Leben bedeutet Veränderung, und es bedeutet auch, Abschied nehmen zu müssen, immer wieder aufs Neue und immer öfter, je länger man auf dieser Welt wandert. Man gewöhnt sich nie daran, immer lässt man einen Teil von sich zurück – doch diese Teile knüpfen ein Band der Erinnerung, das das Gestern mit dem Heute und dem Morgen verbindet, dessen leuchtende Spuren die Jahre überdauern, vielleicht sogar das eigene Erdenleben.

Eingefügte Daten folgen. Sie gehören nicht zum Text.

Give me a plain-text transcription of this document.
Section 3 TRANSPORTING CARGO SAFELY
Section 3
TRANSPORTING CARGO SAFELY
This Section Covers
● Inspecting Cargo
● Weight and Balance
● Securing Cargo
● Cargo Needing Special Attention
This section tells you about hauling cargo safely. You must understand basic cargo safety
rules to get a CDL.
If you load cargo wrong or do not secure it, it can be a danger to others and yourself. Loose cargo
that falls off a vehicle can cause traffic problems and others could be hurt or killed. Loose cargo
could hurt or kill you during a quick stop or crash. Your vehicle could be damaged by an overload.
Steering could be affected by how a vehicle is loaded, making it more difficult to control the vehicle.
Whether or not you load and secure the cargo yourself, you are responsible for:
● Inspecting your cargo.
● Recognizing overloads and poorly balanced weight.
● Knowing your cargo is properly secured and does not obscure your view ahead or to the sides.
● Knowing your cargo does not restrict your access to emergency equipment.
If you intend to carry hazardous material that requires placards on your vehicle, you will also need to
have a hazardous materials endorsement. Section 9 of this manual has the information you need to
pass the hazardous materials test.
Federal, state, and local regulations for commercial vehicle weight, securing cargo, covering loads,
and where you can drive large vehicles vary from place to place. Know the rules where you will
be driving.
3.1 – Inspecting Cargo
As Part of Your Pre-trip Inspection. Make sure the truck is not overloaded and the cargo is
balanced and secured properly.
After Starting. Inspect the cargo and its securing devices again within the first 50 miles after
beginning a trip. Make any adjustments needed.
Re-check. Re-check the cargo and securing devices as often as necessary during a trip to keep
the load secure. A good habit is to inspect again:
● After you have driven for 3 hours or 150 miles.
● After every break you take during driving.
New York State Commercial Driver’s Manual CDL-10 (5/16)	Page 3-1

Vikram und die ihm Zugehörigen haben ein solches Band geknüpft, ein Band aus Stahl, um mich eines Buchtitels der Kashmir-Saga zu bedienen. Sie haben durch ihr segensreiches, altruistisches Tun, durch ihr Leben und ihren Einsatz für Frieden, Toleranz und Vorurteilslosigkeit riesige Fußstapfen hinterlassen, unübersehbare Spuren ausgestreut, weithin sichtbar, beileibe nicht von allen mit Wohlwollen betrachtet, sich Feinde geschaffen, die ihnen das Leben schwermachen, die vor nichts Bösem und Perfidem, geradezu Teuflischem zurückschrecken, wie wir auch in 'Flug mit dem Wind' erneut erfahren müssen.
Die beiden Autorinnen, grandiose Märchenspinnerinnen, Märchenweberinnen und Märchenerzählerinnen, wie ich nie müde werde zu betonen, haben ihren Helden nichts geschenkt, nichts erspart, sie immer wieder durch die Hölle gehen lassen, ihnen Narben an Leib und Seele zugefügt, die ihnen für den Rest ihres Lebens bleiben werden. Darüber zu lesen war oft kaum zu ertragen, verband aber den empathischen Leser noch stärker mit den Geschundenen, die das Gute verkörpern, das das Böse besiegt, oft nach langen Kämpfen und geradezu übermenschlicher Leidensfähigkeit - wiewohl auch sie Menschen mit Ecken und Kanten, und, wie man erfahren darf, auch mit Abgründen sind. Noch mal davongekommen, mag man denken, erleichtert, wenn wieder einmal eine Prüfung bestanden war, gleichzeitig aber der nächsten entgegenbangend.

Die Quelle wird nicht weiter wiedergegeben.